Meteorologists said that such storms had been plowing the planet for time immemorial, and the term first was minted in 1880, but it's likely that no one around here could recall anything like this one since it ripped right through a population corridor.
In the afternoon of June 29, 2012, a cluster of storms mutated into what technically was a "mesoscale convective system," and commenced racing toward the East Coast at 60 mph in a bow-echo pattern.
By the time the so-called "derecho" reached the Jersey Shore, about 1 a.m. on June 30, a Saturday, it probably was packing wind gusts of 100 mph, according to Shore native Jim Eberwine, a retired National Weather Service meteorologist.

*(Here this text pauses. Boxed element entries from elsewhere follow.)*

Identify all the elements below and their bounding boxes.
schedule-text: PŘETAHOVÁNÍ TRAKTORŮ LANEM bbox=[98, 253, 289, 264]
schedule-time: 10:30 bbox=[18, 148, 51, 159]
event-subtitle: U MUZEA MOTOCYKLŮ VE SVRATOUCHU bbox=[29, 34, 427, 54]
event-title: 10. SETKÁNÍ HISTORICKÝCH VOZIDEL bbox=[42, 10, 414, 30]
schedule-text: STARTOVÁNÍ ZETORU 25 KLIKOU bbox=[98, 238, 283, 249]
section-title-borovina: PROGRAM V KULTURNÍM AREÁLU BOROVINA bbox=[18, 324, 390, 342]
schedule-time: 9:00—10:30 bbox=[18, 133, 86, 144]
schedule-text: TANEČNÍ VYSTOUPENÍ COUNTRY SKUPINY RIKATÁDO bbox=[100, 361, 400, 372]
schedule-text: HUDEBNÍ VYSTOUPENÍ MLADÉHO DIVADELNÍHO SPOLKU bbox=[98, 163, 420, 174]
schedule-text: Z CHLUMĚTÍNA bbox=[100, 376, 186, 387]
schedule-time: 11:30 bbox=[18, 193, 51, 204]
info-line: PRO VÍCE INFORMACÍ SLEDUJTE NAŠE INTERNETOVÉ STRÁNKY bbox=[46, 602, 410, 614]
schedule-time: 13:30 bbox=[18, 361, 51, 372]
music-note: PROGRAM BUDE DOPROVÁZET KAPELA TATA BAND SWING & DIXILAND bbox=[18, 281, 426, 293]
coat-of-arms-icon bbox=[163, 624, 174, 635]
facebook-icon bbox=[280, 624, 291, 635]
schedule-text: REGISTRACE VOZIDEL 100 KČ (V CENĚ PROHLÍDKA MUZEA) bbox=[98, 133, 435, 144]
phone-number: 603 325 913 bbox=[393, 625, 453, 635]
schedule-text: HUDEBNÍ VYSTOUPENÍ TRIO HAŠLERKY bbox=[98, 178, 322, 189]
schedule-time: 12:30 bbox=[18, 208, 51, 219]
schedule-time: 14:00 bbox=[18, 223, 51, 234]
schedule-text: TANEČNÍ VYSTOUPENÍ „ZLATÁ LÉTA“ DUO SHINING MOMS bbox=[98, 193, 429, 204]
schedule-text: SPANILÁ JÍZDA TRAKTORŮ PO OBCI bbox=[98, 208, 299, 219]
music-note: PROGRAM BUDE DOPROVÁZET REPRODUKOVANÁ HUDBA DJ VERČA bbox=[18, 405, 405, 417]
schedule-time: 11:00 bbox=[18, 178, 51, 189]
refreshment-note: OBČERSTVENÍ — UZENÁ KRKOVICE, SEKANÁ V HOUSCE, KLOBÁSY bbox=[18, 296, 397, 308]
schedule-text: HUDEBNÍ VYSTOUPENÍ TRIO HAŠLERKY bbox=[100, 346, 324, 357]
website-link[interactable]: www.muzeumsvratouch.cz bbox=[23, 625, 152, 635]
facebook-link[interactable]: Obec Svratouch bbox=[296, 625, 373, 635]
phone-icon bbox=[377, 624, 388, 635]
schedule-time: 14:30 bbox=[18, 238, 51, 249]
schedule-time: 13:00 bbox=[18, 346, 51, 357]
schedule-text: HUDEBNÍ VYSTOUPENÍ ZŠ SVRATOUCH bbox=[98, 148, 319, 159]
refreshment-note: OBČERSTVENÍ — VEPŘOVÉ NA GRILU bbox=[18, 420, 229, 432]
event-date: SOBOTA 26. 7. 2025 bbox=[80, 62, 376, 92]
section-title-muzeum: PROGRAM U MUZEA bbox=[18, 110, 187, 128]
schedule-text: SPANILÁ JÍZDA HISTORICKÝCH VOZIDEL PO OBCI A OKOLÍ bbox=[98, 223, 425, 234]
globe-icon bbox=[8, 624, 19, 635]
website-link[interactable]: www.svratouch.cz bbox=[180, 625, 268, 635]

In its post-storm report, the weather service called it "a derecho of historic proportions."
It roared through 10 states for 700 miles, affecting parts of Pennsylvania, New Jersey. Measured gusts topped 80 mph.
In all 13 deaths were blamed directly on the winds, while an additional 34 heat-related deaths were reported in areas that had lost power during a continuing hot spell.
The government requirements for a "derecho" include a wind pattern that shows "chronological progression," and at least three separate reports of tornado-like damage about 40 miles apart.
This one more than qualified.
Three of the deaths occurred in New Jersey, and Atlantic County was particularly hard hit.
The storm did come with some warning. Severe-thunderstorm warnings had been posted, and the government's Storm Prediction Center, in Norman, Okla., issued a warning at 10:51 p.m. that derecho was heading our way.
But it is safe to say that no warning could convey the dangers of a rapidly moving storm of such ferocity.